Even in my glory days as a hot chick I never went to the gym in makeup or anything fashionable. I was there to work out. Even as a mom, I work out for me and no one else. I suppose I live in a warped universe.
And how do they work out comfortably in skin-tight clothes. I know they give somewhat but I can’t see her working out in this get-up. And do they change afterwards or just walk around, sans underwear, all sweaty and smelly? Ugh! Just another pap walk….
The cover pic – Kim looks stoned and dead-eyed to me and, of course, cheap and tacky. What else is new?
That AskMen list is usually women who’ve been in the press a lot. It’s more of a popularity contest than anything else.

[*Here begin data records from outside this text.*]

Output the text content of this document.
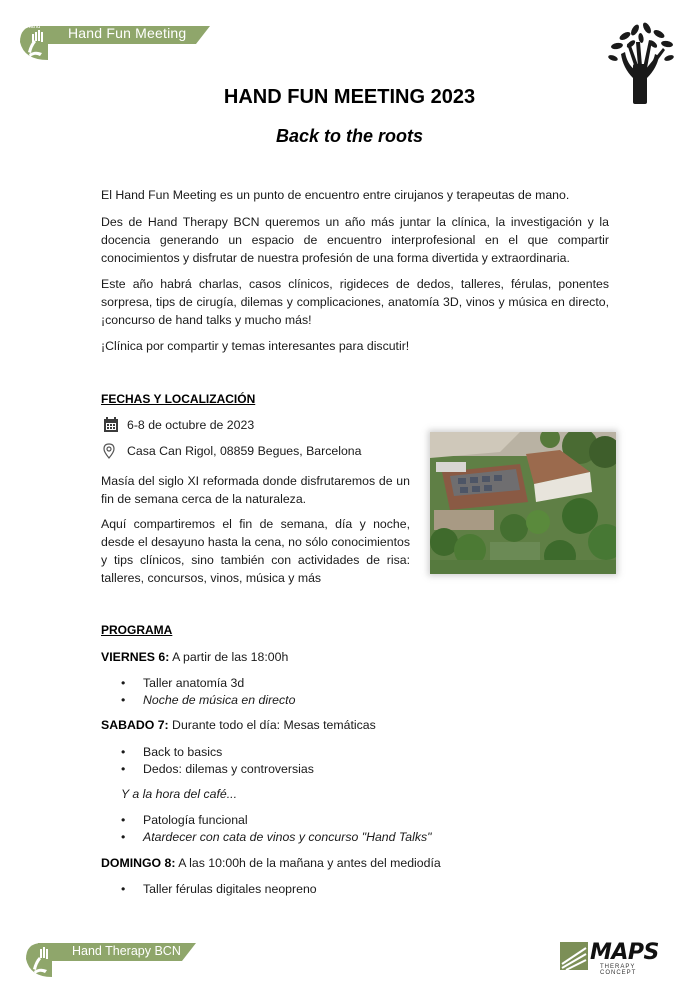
Hand Hand Fun Meeting
HAND FUN MEETING 2023
Back to the roots
El Hand Fun Meeting es un punto de encuentro entre cirujanos y terapeutas de mano.
Des de Hand Therapy BCN queremos un año más juntar la clínica, la investigación y la docencia generando un espacio de encuentro interprofesional en el que compartir conocimientos y disfrutar de nuestra profesión de una forma divertida y extraordinaria.
Este año habrá charlas, casos clínicos, rigideces de dedos, talleres, férulas, ponentes sorpresa, tips de cirugía, dilemas y complicaciones, anatomía 3D, vinos y música en directo, ¡concurso de hand talks y mucho más!
¡Clínica por compartir y temas interesantes para discutir!
FECHAS Y LOCALIZACIÓN
6-8 de octubre de 2023
Casa Can Rigol, 08859 Begues, Barcelona
Masía del siglo XI reformada donde disfrutaremos de un fin de semana cerca de la naturaleza.
Aquí compartiremos el fin de semana, día y noche, desde el desayuno hasta la cena, no sólo conocimientos y tips clínicos, sino también con actividades de risa: talleres, concursos, vinos, música y más
PROGRAMA
VIERNES 6: A partir de las 18:00h
Taller anatomía 3d
Noche de música en directo
SABADO 7: Durante todo el día: Mesas temáticas
Back to basics
Dedos: dilemas y controversias
Y a la hora del café...
Patología funcional
Atardecer con cata de vinos y concurso "Hand Talks"
DOMINGO 8: A las 10:00h de la mañana y antes del mediodía
Taller férulas digitales neopreno
Hand Therapy BCN	MAPS
THERAPY CONCEPT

I’m going to assume that the men rating her haven’t seen the photos we have. That will make me feel better.
Her plastic face is scary and not pretty at all. Yuk.
I am a robot. I am a robot.
The men at my gym are required to wear shirts, and I wish the same were true for the women. There is one woman who is rock hard and well over 40. Rock hard over 40 is not a good look at all, on anyone. We women in our late 30s/early 40s-> need some fat on our bones or else we look gross. Anyway, this woman, without fail, whips her very thin tank top off right before she hits the elliptical. It makes me a little punchy as you’ve probably already guessed. I would much rather look at butt hugging leggings as opposed to shirtless women. Sports bras are still bras, not shirts.
Death warmed over.
Her left eye has taken some serious hits from the fillers/botox/plastic surgery. The blond hair does not hide its wonkiness in that pic. She’s a shell of a human.
Nope, the butt still looks ridiculous.
She’s looking especially Zoolander on this cover.
The question should be photoshop or plastic?